Tankers: Aframax market may see weakness in 2017; clean LR2s may often trade dirty – BRS

2017-03-20

Tankers: Aframax market may see weakness in 2017; clean LR2s may often trade dirty – BRS

Weak growth in demand for Aframax tankers is likely to persist this year amid a relatively strong expansion of fleet for the next two years, Barry Rogliano Salles, one of the world’s oldest shipping brokerages, said.

“The Aframax rates are likely to remain under downward pressure this year but should recover towards end of [this year] and in 2018 due to more scrappings and [recovery] in demand,” said Claire Ye, a BRS tanker broker, on Tuesday at Enmore Biz’s 7th Oil Tanker Shipping Summit in Beijing, China.

Following four years of low growth of less than 1%, the Aframax fleet grew by 2.4% last year and is projected to grow at 3.7% this year, according to Ye.

The Long Range II fleet, the Aframax vessel’s clean counterpart with epoxy-coated tankers, is also expanding rapidly, adding optional tonnage to an already oversupplied market, she said.

Nevertheless, 65% of the newbuilding Aframaxes and LR2s delivered last year, are mostly trading in the West, she added.

Another interesting aspect of the Aframax segment is that the fleet is “getting older extremely rapidly,” Ye said.

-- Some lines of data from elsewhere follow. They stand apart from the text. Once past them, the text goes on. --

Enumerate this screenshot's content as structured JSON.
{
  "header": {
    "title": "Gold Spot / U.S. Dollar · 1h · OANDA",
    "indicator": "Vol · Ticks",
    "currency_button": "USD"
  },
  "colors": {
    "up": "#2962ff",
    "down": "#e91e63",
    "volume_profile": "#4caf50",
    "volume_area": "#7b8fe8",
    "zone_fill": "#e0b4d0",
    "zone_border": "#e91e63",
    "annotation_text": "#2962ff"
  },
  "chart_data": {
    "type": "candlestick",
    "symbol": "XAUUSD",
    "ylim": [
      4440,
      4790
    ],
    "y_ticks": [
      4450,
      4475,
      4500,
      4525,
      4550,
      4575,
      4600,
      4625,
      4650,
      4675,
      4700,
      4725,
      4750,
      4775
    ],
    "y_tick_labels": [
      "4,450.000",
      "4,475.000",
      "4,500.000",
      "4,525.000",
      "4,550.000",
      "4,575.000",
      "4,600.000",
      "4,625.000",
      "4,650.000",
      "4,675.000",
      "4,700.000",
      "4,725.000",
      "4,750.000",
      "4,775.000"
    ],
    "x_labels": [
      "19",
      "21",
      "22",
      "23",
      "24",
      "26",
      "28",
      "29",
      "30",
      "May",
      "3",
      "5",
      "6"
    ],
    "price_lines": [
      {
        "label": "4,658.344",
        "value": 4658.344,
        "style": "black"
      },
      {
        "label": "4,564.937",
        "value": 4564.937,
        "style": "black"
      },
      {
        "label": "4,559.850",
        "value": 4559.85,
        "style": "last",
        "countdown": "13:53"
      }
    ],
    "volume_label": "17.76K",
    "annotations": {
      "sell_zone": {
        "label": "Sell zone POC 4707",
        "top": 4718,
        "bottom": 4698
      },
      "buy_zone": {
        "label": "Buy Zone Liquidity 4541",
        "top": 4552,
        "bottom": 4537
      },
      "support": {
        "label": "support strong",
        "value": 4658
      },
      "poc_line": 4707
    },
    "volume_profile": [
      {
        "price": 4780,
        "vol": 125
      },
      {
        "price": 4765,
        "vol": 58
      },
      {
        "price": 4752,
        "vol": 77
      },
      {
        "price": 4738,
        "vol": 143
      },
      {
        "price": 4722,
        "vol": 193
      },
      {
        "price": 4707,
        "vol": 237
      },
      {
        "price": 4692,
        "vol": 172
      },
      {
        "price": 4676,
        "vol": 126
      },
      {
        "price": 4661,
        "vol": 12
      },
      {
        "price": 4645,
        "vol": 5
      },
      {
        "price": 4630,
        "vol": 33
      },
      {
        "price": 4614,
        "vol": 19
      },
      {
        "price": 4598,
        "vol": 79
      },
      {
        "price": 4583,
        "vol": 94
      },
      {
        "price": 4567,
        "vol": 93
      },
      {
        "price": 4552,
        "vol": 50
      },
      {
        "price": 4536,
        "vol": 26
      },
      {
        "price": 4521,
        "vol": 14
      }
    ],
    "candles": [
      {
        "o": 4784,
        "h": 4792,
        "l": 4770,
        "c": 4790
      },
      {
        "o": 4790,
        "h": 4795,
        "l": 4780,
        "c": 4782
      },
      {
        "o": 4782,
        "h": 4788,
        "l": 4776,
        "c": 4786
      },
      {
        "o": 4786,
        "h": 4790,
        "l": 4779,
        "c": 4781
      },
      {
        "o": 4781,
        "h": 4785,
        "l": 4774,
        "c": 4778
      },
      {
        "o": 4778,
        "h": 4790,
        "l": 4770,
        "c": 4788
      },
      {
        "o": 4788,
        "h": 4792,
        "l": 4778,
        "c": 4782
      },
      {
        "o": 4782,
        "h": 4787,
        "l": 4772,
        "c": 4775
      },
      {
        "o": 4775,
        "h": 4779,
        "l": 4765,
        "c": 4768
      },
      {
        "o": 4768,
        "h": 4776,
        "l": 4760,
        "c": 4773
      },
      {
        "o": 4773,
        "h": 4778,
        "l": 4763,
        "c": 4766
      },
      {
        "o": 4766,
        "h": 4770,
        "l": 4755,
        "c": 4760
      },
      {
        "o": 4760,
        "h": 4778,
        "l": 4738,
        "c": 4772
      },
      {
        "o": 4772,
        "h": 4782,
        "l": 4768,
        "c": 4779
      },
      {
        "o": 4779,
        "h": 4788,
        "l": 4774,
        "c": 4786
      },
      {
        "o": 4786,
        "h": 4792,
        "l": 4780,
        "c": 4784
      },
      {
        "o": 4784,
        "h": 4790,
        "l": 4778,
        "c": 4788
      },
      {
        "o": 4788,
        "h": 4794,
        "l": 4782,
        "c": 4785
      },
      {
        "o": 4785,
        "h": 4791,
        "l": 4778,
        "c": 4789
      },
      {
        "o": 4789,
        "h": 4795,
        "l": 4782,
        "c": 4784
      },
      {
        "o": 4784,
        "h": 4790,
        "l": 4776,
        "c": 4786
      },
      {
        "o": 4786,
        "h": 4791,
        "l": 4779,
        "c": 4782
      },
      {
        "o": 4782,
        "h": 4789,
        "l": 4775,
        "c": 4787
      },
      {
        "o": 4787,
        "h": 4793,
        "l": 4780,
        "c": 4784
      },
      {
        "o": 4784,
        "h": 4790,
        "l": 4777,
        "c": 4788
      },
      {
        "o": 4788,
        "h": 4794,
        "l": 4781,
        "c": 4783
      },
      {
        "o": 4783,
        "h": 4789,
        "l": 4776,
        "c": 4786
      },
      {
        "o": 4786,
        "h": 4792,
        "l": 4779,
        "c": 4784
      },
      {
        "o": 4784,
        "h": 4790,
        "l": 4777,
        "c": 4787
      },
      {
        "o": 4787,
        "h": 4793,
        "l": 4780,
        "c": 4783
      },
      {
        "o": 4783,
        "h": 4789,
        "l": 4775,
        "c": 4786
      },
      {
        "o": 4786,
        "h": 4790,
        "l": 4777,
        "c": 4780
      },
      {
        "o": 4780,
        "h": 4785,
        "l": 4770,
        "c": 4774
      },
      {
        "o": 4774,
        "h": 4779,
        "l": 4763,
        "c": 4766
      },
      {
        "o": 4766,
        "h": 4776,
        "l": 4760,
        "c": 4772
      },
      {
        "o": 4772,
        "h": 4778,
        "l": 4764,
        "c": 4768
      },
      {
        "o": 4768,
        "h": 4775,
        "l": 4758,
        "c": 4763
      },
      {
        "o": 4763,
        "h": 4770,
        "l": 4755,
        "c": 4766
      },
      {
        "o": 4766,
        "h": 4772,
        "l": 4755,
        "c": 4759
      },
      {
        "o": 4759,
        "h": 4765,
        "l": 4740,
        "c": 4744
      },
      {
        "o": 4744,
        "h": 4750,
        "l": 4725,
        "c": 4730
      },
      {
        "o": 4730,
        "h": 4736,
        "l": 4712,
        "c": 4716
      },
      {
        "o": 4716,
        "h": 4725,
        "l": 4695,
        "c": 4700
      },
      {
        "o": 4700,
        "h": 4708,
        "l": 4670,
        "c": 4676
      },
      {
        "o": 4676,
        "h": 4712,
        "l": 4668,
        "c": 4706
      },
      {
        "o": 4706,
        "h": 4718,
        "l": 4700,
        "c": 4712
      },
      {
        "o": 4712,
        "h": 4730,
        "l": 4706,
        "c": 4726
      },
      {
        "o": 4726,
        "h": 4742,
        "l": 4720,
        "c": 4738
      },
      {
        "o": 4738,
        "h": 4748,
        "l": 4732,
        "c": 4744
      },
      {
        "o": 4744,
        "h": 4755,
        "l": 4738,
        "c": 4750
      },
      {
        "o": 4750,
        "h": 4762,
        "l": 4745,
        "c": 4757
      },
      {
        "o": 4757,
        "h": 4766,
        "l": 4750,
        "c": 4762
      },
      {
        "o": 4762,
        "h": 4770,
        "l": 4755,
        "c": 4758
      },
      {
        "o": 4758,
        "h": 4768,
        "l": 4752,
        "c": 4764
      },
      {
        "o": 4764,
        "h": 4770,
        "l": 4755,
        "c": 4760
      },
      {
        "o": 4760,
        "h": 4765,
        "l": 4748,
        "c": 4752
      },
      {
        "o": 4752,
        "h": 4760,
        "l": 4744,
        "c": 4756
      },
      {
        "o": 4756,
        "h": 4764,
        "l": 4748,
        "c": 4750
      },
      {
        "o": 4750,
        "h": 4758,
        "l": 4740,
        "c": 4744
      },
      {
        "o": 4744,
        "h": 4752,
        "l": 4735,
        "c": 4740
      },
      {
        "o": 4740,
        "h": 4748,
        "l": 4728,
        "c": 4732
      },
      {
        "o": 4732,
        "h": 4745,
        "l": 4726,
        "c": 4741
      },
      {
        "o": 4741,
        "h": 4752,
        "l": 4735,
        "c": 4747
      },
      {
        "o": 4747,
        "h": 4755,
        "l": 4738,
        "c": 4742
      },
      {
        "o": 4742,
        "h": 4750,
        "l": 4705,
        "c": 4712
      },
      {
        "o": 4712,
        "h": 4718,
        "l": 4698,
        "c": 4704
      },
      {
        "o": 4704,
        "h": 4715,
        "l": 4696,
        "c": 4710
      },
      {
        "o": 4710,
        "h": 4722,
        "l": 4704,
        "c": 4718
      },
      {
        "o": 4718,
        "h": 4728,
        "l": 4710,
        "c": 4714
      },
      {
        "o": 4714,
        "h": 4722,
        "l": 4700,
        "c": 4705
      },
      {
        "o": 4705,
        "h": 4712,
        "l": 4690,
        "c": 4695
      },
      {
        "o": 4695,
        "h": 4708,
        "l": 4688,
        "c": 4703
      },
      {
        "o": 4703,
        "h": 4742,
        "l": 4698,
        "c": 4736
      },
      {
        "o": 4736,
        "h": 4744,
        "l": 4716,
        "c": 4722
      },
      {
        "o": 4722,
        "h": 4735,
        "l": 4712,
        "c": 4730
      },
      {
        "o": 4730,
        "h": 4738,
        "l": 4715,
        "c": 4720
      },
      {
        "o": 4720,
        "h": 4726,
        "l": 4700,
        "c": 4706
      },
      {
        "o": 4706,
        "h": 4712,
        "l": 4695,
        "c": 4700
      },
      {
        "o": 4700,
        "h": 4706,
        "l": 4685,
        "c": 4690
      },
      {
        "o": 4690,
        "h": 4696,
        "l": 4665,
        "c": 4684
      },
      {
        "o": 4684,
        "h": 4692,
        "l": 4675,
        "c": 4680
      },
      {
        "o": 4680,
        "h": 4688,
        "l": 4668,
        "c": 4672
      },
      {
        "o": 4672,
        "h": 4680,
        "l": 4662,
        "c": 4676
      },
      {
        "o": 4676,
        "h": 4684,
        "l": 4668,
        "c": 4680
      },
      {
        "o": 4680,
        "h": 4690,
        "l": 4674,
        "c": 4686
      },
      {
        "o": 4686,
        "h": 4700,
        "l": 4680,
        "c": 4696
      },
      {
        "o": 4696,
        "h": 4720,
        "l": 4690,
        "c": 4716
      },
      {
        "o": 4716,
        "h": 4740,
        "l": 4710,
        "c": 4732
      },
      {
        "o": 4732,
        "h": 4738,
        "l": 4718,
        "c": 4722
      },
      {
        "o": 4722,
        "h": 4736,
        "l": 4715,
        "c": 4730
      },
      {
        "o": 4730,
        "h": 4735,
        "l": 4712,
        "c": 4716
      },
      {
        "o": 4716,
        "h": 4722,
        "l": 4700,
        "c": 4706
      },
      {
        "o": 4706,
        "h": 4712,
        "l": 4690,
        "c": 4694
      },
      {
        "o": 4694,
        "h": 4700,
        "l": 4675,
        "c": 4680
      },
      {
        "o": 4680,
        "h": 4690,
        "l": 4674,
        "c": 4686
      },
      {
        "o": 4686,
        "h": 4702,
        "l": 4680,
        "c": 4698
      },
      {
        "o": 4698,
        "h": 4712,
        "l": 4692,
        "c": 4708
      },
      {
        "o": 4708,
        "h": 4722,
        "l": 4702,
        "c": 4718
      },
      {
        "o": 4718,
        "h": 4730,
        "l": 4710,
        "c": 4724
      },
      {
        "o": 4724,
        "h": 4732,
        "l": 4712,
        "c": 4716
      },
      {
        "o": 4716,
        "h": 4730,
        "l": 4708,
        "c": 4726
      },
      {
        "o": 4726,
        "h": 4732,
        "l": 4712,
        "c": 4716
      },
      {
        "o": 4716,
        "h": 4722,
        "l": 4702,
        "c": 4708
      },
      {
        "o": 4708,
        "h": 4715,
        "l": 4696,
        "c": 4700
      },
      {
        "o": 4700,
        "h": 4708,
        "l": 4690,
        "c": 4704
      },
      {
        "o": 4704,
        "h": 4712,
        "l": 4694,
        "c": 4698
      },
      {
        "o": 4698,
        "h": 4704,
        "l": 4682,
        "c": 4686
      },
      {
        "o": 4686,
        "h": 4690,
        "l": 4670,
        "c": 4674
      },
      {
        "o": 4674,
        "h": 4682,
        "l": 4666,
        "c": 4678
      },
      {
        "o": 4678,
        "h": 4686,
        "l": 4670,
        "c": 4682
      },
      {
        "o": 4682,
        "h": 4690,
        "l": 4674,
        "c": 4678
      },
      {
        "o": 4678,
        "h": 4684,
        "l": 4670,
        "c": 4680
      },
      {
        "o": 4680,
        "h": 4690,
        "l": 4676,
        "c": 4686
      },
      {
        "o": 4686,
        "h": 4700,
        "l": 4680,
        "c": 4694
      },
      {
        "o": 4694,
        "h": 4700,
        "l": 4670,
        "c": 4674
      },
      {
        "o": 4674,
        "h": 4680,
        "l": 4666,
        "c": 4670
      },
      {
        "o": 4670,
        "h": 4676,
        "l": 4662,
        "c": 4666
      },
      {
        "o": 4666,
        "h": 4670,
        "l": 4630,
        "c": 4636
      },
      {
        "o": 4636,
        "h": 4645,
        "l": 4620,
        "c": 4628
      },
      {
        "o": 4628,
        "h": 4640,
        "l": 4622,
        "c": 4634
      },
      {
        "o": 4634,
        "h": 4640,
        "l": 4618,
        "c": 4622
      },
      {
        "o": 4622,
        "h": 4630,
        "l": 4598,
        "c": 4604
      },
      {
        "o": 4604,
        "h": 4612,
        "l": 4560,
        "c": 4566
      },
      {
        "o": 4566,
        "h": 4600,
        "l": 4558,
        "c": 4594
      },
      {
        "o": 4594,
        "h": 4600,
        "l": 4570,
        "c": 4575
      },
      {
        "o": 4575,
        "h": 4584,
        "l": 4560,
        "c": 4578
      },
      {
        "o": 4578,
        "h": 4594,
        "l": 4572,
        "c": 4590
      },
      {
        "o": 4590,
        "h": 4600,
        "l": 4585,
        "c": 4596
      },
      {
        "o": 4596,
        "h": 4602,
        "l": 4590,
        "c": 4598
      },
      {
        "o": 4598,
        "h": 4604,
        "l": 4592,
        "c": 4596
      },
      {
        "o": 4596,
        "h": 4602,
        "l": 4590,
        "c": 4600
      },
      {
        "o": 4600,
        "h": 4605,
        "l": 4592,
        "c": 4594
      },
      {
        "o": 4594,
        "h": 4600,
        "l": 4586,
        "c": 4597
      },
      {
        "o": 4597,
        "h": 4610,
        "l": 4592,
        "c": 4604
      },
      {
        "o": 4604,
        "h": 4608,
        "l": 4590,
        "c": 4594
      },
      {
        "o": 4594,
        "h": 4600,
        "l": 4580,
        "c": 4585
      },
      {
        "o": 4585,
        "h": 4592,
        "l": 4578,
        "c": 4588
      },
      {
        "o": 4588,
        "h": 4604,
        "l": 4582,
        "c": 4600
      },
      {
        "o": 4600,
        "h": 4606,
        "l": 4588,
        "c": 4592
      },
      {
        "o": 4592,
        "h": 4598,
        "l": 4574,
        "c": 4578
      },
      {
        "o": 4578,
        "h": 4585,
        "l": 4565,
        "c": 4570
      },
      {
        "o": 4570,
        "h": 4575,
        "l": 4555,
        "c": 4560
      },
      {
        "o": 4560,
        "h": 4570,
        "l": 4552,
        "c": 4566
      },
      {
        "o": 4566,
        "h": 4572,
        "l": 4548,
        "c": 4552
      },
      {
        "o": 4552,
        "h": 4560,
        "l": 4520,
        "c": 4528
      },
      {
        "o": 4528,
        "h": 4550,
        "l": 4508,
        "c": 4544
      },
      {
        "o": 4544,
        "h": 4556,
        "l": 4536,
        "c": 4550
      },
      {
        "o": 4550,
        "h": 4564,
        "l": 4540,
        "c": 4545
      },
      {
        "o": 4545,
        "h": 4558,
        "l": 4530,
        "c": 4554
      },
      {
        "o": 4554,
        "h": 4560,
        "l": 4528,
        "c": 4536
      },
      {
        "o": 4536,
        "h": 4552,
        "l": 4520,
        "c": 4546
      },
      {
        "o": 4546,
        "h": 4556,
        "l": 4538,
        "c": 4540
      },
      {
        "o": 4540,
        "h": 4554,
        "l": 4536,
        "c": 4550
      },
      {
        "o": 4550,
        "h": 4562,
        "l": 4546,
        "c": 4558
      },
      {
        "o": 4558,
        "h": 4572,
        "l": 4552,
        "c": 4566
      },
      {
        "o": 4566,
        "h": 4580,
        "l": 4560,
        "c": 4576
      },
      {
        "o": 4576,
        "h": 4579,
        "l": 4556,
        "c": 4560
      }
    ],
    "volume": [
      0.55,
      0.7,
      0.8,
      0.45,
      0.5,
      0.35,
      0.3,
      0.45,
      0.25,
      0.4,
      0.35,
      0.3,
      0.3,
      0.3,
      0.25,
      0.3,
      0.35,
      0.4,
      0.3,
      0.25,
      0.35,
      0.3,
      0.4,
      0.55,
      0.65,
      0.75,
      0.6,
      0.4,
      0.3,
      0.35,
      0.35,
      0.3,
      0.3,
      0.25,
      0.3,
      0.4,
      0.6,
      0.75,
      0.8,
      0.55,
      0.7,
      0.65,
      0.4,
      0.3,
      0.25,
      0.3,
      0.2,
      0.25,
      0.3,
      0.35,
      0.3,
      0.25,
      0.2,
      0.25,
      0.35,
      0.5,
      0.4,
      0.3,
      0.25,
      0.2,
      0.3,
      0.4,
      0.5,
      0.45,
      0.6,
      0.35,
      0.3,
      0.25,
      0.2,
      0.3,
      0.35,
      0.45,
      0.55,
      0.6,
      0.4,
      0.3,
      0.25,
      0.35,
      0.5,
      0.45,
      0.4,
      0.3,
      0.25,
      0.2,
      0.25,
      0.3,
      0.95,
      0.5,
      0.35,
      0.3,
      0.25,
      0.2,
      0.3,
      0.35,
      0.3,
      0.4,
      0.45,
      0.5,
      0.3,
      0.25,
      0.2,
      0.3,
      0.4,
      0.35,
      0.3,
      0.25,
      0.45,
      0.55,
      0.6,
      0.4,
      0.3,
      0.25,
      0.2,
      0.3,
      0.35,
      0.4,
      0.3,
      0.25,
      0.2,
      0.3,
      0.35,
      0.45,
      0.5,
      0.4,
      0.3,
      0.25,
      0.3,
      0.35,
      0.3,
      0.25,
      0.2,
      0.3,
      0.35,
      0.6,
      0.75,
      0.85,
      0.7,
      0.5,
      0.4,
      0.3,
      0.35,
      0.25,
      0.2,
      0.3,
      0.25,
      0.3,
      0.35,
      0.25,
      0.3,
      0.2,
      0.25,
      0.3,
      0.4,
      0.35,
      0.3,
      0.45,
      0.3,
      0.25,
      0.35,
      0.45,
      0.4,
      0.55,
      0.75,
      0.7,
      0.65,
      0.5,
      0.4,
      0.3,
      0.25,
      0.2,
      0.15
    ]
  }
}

The share of Aframaxes that are 15 years old or more in the total fleet is projected at 25% this year, 34% next year and 39% in 2019.

Scheduled deliveries of Aframaxes this year, at 34 units is around 5% of the existing fleet. A similar number of 31 is scheduled to be delivered next year, she added.

The order book of Aframaxes, or non-epoxy coated tankers, is not large enough to offset the rapidly aging fleet, she noted.

The trend of LR2s turning dirty could become even more common in the near future, Ye said. The average age of LR2s is around 7.1 years compared with that of almost 11 years for non-epoxy coated Aframax tankers.

“The LR2 and Aframax rates are likely to see an increasing convergence because of the growing use of the clean-to-dirty optionality,” she said.

The epoxy-coated tankers can be used as both clean and dirty, though returning to the clean products market after carrying cargoes of crude and fuel oil entails costs for making the ships suitable for doing so, in line with stringent specifications.

Increasingly, epoxy-coated tankers are being built for use in both the clean and dirty segments.

The LR2s account for 32% of the LR2-Aframax fleet but they have a 44% share in the LR2-Aframax orderbook, Ye said.

The aging fleet along with the weaker freight rates and new regulations on ballast water management that will be implemented from September may give a fillip to the scrapping activity, she said.

On the trading pattern for Aframaxes last year, she said more than half of the fixtures in the East were on the Indonesia to Far East routes, while 20% were out of Kozmino.

Within the Indonesia to Far East sector, 36% of the fixtures were to China, followed by 20% to Singapore and Malaysia, 13% to Thailand, 11% to India and 7% to Korea. Around 70% of the fixtures out of Kozmino were for delivery into China.

The recent cut in crude production by OPEC and non-OPEC countries will only have a short-term impact on the shipping trade. While the volumes shipped by Saudi Arabia and Russia declines, it will be offset by higher flows from other countries, she said.